The ingredients that flow into the farmers’ markets are the prompts that can direct us away from processed foods, and towards fresh foods.
Those fresh courgettes and broad beans and the early potatoes and a fillet of mackerel are the sources that can seduce us to the goodness, the simplicity and the healthfulness of fresh foods.
Summer offers us the chance to change, but it also offers us the means by which to make changing your diet a simple thing rather than a struggle.
What David wanted to offer her readers were “dishes which bring some savour of the garden, the fields, the sea into the kitchen; it means catching the opportunity of eating fresh food freshly cooked”.
Summer cooking might easily be called "Seize the Day". We have already passed through that fleeting window when asparagus was at its green-grassy best. No matter. As the great chef April Bloomfield writes in her thrilling new book, A Girl and her Greens: "Vegetables make you happy when they're there, and you miss them when they're gone."

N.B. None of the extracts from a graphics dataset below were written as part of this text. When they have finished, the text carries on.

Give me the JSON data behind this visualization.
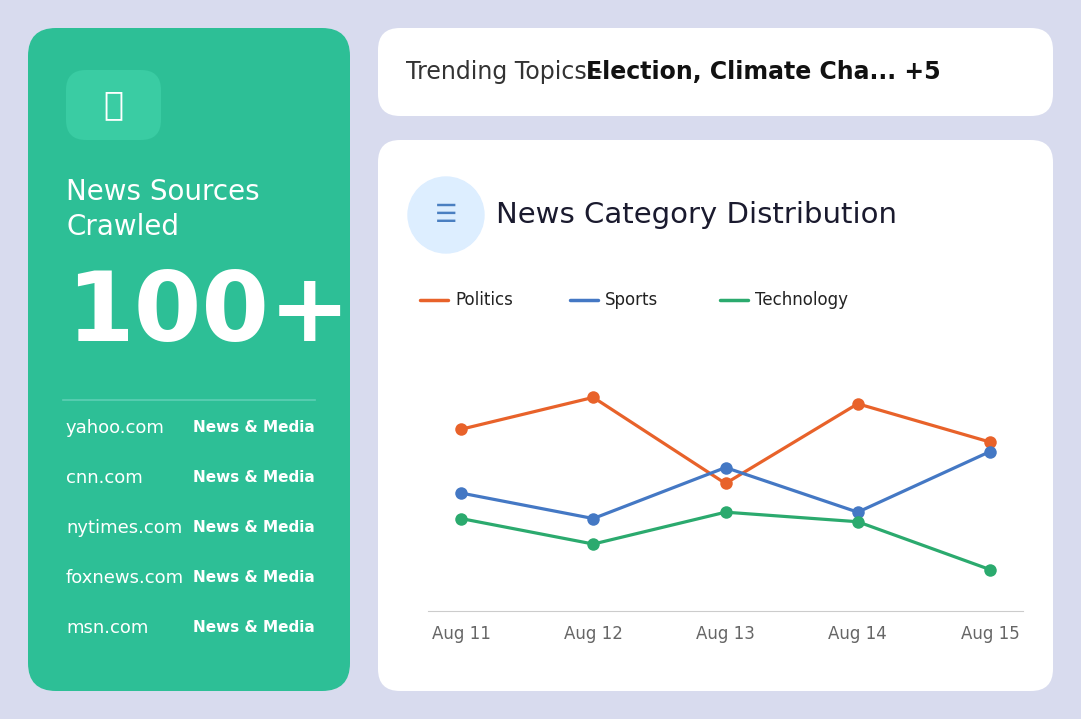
{
  "bg_color": "#d8dbee",
  "left_panel": {
    "bg_color": "#2dbf96",
    "icon_bg_color": "#3acca3",
    "title_line1": "News Sources",
    "title_line2": "Crawled",
    "count": "100+",
    "sources": [
      [
        "yahoo.com",
        "News & Media"
      ],
      [
        "cnn.com",
        "News & Media"
      ],
      [
        "nytimes.com",
        "News & Media"
      ],
      [
        "foxnews.com",
        "News & Media"
      ],
      [
        "msn.com",
        "News & Media"
      ]
    ],
    "text_color": "#ffffff",
    "divider_color": "#5ecfb5"
  },
  "trending_panel": {
    "bg_color": "#ffffff",
    "label_normal": "Trending Topics -  ",
    "label_bold": "Election, Climate Cha... +5",
    "text_color_normal": "#333333",
    "text_color_bold": "#111111"
  },
  "chart_panel": {
    "bg_color": "#ffffff",
    "chart_title": "News Category Distribution",
    "icon_bg": "#ddeeff",
    "icon_color": "#4a7fc1",
    "x_labels": [
      "Aug 11",
      "Aug 12",
      "Aug 13",
      "Aug 14",
      "Aug 15"
    ],
    "series": {
      "Politics": {
        "color": "#e8622a",
        "values": [
          72,
          82,
          55,
          80,
          68
        ]
      },
      "Sports": {
        "color": "#4478c4",
        "values": [
          52,
          44,
          60,
          46,
          65
        ]
      },
      "Technology": {
        "color": "#2baa6e",
        "values": [
          44,
          36,
          46,
          43,
          28
        ]
      }
    }
  }
}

Bloomfield is a Brummy woman who was reared on fishfinger sandwiches and “godawful Brussels sprouts, which at the time I just loved, boiled to buggery in a pressure cooker”. She wanted to be a policewoman but, aged 16, she handed in her application form too late, and had to settle for catering college.
Surprising book
Her new book might surprise many people who associate Bloomfield with recipes such as roasted sheep’s head, sausage-stuffed onions, and, in particular, the legendary hamburgers served in The Spotted Pig, the NYC gastropub that made her a superstar in the US.
Bloomfield has moved fast since The Spotted Pig made her famous, 10 years ago. Today her restaurants, run with her business partner, Ken Friedman, span the coasts: there is a San Francisco restaurant, Tosca, in addition to The Breslin, and John Dory, and Taco, and Salvation Taco restaurants. In 2014 she won the James Beard Award for best chef in New York.
But to read, and to cook from, her new book is to meet a girl who brings the warmth of her unprepossessing youth into her food, combined with a fastidious attention to detail.
Bloomfield is one of the world’s most acclaimed chefs for a simple reason: she is obsessive about the tiny aspects of cooking that turn everyday cooking into joy on a plate.
Look at how she talks about the recipe “Stewed Courgettes with Basil”, the dish that is going to make every courgette in your garden into a summer superstar. She was served the courgettes in Rome, as a complimentary snack with a pot of tea, and immediately realised that it was “just about the best thing in the world”.
Excuse me? Stewed courgette? Stewed vegetables? In 2015?
The secret lies in having medium-sized courgettes, and in cutting them on a 45 degree diagonal.
“Cutting the courgettes into pieces with especially sharp edges means most stay whole, but some break down and coat the others.” After you have cooked the sliced courgettes and garlic for about 10 minutes, she advises: “Now, take a listen: if you hear the courgette frying in oil rather than simmering in a little liquid, then add 2 tablespoons of water.”
Now, when did someone last suggest that you “take a listen” to the courgettes stewing in the pan?
That’s the level of attention that sets Bloomfield apart, and her book will take you by the hand for the whole of the summer, creating precise, simple and delicious dishes with the fresh foods of the season. April Bloomfield will give you a new outlook.
A Girl and her Greens by April Bloomfield is published by Canongate.
John McKenna is the author of Where to Eat and Stay on the Wild Atlantic Way.